Dr. Gerald Friedland is a senior research scientist at the International Computer Science Institute, a private research lab affiliated with the University of California, Berkeley, where he leads a multimedia group, mostly focussing on acoustic techniques such as speaker diarization and acoustic event detection. He is currently PI on an IARPA-funded project on video concept detection, a PI on a DARPA project on multimodal grounded learning for robots, a PI on an NSF project on the human accuracy of location estimation, a PI on an industry-funded project on video duplicate detection using acoustic methods, and co-PI on an NSF project on the privacy implications of global inference.
He is also a member of the Executive Advisory Board of UC Berkeley’s Opencast project. Until 2009 he was site manager in the EU-funded project AMIDA and the Swiss-funded IM2 project, both of which explored multimedia meeting analysis. He was program co-chair of the IEEE International Symposium on Multimedia 2008 and 2009. He co-founded the IEEE International Conference on Semantic Computing and is a proud founder and program director of the IEEE International Summer School on Semantic Computing at UC Berkeley. He is also a program co-chiar of ICME 2012 and a program committee member of ACM Multimedia 2009, senior TPC member 2010, and Grand Challenge chair 2011.
Prior to this, he co-authored SIOX (Simple Interactive Object Extraction), which has become the open-source standard algorithm for interactive image cut and paste used in GIMP, Blender, and Inkscape. He was also one of the main developers of the E-Chalk software, a system to replace the traditional chalkboard with modern electronic means. As a result he is involved with the Berkeley Opencast lecture webcasting project and was a Google Summer of Code Mentor for the GNU Image Manipulation Program (GIMP) in 2009.

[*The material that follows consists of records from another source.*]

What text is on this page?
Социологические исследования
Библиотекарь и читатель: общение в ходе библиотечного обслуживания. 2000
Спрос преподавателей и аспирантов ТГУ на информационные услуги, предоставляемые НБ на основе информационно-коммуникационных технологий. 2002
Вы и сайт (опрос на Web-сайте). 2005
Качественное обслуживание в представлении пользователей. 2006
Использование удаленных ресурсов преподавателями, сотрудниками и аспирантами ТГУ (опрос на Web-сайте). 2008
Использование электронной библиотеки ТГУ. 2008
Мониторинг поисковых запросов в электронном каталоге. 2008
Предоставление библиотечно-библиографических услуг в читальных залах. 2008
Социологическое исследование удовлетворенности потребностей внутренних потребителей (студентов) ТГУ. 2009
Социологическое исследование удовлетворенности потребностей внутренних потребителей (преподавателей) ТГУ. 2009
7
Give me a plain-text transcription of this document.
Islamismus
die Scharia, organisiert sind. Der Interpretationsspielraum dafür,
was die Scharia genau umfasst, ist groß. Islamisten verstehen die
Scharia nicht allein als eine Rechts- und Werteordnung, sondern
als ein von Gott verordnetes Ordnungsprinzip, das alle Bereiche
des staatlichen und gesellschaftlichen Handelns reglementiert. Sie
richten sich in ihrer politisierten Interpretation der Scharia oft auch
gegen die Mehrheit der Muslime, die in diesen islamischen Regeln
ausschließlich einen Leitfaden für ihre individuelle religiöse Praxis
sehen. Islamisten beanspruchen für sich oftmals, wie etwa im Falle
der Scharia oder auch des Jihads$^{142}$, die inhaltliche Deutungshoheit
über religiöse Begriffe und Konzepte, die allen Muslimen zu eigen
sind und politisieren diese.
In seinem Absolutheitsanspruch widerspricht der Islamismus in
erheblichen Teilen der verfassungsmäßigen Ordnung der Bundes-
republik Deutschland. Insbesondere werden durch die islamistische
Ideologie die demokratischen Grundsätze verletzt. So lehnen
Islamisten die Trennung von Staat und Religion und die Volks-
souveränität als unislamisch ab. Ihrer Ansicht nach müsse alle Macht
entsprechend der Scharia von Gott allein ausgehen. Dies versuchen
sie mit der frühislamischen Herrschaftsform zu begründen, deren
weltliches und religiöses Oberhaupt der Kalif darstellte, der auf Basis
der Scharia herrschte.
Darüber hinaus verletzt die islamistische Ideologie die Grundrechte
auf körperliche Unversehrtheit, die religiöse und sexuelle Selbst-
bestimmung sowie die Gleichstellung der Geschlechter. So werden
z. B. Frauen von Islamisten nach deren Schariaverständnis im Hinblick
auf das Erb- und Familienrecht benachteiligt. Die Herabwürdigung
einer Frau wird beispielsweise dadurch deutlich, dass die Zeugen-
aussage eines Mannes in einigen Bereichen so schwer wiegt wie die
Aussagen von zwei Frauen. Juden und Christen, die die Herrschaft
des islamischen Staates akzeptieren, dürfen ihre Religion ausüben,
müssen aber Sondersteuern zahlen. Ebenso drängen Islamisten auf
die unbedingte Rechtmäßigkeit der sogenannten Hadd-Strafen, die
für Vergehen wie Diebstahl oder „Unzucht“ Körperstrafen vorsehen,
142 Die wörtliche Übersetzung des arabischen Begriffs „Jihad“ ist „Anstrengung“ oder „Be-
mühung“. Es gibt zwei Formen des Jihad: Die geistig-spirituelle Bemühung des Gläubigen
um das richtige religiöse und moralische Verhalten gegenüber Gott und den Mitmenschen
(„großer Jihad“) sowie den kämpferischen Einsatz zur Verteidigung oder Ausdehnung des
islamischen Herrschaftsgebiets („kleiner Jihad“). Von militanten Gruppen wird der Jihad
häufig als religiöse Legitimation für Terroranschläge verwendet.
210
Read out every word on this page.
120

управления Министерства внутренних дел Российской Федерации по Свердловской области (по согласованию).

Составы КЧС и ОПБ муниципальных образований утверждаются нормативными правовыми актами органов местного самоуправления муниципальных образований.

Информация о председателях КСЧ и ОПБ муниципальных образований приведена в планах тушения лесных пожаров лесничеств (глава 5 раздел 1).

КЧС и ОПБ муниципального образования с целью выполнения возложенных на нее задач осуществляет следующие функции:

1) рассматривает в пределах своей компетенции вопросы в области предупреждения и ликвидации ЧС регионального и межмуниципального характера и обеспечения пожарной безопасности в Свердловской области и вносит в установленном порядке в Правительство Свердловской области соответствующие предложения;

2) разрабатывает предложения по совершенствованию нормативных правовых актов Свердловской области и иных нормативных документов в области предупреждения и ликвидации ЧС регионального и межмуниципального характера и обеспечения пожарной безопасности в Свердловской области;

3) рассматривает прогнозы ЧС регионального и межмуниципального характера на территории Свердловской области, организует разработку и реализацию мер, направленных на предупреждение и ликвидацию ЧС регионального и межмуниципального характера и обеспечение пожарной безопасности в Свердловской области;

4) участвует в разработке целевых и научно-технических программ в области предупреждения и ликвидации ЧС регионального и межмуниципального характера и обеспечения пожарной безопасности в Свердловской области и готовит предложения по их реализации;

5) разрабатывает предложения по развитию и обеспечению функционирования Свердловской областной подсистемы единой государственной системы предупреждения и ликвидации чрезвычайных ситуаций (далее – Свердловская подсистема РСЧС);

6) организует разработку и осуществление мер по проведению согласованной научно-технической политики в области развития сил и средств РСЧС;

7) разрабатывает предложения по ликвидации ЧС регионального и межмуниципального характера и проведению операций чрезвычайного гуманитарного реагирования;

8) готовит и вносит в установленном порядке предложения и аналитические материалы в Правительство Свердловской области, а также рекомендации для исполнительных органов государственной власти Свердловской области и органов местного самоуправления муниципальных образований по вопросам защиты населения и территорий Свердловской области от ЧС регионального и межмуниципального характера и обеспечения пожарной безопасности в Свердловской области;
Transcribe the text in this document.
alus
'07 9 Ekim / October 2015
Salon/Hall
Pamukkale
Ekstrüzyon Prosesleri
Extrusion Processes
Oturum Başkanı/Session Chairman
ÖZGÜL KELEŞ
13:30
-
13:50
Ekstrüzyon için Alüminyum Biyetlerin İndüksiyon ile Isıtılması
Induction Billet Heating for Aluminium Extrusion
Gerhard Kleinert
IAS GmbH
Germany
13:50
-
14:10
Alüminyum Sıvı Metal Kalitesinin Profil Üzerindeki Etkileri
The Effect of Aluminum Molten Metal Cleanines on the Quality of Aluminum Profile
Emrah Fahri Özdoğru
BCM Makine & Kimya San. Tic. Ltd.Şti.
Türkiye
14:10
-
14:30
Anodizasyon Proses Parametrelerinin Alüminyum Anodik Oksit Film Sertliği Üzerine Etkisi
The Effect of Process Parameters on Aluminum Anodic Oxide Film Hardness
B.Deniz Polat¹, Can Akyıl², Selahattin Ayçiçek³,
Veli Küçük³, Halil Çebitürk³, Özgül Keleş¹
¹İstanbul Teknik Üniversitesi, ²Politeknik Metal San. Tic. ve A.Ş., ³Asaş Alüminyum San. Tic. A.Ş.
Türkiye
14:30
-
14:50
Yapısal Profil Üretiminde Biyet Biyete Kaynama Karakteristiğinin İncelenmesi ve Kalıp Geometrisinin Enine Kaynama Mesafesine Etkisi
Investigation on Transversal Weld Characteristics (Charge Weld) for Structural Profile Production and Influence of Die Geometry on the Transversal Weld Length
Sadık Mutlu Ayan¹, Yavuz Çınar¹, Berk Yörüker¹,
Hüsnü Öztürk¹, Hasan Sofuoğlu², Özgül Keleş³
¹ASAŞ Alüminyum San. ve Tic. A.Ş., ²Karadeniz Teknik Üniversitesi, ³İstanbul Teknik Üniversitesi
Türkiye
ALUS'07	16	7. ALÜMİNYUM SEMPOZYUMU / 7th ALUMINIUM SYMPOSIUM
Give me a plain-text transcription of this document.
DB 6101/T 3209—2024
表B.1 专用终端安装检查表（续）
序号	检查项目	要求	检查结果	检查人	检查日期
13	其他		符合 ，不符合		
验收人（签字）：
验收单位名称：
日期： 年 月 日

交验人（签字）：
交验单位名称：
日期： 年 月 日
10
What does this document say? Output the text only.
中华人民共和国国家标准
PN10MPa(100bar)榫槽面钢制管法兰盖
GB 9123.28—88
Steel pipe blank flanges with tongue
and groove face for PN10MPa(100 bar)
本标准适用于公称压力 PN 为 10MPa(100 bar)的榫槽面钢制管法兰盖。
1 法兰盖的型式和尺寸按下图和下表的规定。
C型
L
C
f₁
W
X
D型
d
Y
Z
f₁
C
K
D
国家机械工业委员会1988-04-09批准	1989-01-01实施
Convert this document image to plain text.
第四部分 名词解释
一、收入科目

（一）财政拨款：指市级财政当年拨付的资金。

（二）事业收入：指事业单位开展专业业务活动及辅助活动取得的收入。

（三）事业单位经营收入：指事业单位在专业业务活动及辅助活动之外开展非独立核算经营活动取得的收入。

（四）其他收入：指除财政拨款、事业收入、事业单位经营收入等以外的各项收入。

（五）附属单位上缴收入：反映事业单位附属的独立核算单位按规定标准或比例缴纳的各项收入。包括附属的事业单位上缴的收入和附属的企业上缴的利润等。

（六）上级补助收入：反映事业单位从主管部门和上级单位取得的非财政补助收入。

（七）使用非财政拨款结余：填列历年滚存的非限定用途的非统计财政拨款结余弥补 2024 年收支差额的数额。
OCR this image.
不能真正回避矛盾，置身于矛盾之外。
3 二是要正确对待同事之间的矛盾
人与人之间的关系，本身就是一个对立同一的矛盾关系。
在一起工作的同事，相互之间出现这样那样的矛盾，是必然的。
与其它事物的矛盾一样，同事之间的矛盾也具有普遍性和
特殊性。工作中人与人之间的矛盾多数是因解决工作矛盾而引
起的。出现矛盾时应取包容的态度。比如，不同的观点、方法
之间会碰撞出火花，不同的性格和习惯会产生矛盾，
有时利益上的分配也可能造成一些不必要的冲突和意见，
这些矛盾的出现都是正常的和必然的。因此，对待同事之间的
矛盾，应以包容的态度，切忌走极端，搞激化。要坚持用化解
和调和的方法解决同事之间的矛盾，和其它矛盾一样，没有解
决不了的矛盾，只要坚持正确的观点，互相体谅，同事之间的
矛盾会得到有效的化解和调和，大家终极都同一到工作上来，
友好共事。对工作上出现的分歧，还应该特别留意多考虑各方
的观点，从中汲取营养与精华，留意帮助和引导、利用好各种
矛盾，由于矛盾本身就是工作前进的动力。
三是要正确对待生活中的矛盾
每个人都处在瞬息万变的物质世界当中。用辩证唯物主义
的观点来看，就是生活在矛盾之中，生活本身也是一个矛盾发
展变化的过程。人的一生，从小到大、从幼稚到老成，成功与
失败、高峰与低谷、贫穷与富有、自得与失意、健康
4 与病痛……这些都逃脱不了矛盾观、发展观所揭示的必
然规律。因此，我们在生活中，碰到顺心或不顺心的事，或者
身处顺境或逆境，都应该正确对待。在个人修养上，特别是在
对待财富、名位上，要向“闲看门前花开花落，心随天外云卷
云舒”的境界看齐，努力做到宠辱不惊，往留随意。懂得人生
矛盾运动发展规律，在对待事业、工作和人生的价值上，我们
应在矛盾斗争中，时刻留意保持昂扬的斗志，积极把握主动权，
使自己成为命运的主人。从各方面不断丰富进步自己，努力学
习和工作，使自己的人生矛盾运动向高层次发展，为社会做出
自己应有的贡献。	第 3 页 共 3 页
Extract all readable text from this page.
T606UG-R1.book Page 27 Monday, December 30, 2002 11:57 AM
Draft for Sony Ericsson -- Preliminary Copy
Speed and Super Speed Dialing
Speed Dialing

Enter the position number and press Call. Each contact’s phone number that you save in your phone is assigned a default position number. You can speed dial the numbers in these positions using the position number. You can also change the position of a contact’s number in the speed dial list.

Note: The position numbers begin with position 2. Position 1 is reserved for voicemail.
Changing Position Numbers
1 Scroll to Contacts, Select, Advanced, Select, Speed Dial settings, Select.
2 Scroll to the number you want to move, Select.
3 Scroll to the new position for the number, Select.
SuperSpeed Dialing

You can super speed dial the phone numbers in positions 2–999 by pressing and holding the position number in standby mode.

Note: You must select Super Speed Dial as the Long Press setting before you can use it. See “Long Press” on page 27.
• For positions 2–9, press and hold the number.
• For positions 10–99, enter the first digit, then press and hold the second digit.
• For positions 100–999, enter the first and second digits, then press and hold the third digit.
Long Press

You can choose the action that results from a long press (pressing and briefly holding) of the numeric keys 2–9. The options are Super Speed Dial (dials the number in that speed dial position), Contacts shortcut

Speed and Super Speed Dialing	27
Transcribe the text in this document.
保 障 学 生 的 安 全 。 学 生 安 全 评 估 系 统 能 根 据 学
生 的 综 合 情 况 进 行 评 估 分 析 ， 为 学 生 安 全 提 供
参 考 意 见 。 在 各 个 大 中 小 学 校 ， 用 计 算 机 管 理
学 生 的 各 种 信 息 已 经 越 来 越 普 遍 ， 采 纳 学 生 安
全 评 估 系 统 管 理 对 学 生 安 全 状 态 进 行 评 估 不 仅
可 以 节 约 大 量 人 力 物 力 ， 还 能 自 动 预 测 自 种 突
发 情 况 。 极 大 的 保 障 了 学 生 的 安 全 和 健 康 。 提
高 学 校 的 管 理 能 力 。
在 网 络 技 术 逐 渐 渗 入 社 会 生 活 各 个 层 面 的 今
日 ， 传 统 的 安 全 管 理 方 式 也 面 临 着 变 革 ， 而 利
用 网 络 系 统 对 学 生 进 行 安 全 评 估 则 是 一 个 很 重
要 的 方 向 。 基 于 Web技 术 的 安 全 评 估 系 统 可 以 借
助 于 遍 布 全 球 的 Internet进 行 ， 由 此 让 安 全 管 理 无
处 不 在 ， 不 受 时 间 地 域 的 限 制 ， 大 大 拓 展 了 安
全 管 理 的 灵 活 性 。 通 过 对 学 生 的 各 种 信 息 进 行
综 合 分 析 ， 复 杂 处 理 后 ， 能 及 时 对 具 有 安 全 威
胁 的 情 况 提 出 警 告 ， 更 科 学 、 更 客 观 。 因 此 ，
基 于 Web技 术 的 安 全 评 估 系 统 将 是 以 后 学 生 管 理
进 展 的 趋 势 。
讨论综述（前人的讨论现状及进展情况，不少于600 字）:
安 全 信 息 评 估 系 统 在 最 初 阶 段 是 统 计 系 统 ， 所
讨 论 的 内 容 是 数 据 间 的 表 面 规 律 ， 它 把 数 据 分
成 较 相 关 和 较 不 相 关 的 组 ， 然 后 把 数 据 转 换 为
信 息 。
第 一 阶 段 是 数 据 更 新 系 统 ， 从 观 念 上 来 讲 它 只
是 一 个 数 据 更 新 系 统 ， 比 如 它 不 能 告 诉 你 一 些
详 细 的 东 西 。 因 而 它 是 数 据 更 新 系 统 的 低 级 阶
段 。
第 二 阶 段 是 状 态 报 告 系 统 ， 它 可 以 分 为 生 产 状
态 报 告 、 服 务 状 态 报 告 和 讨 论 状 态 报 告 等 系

Dr. Friedland has published more than 100 peer-reviewed articles in conferences, journals, and books and is currently authoring a new textbook on multimedia computing together with Dr. Ramesh Jain. He is associate editor for ACM Transactions on Multimedia Computing, Communications, and Applications and regulary reviews for IEEE Transactions on Acoustics, Speech, and Language Processing, IEEE Transaction on Multimedia, IEEE Multimedia, Springer’s Machine Vision and Application, and other journals. He is the recipient of several research and industry recognitions, among them the European Academic Software Award and the Multimedia Entrepreneur Award by the German Federal Department of Economics. Most recently, he lead the team that won the ACM Multimedia Grand Challenge in 2009. Dr. Friedland received his doctorate (summa cum laude) and master’s degree in computer science from Freie Universitaet Berlin, Germany, in 2002 and 2006, respectively.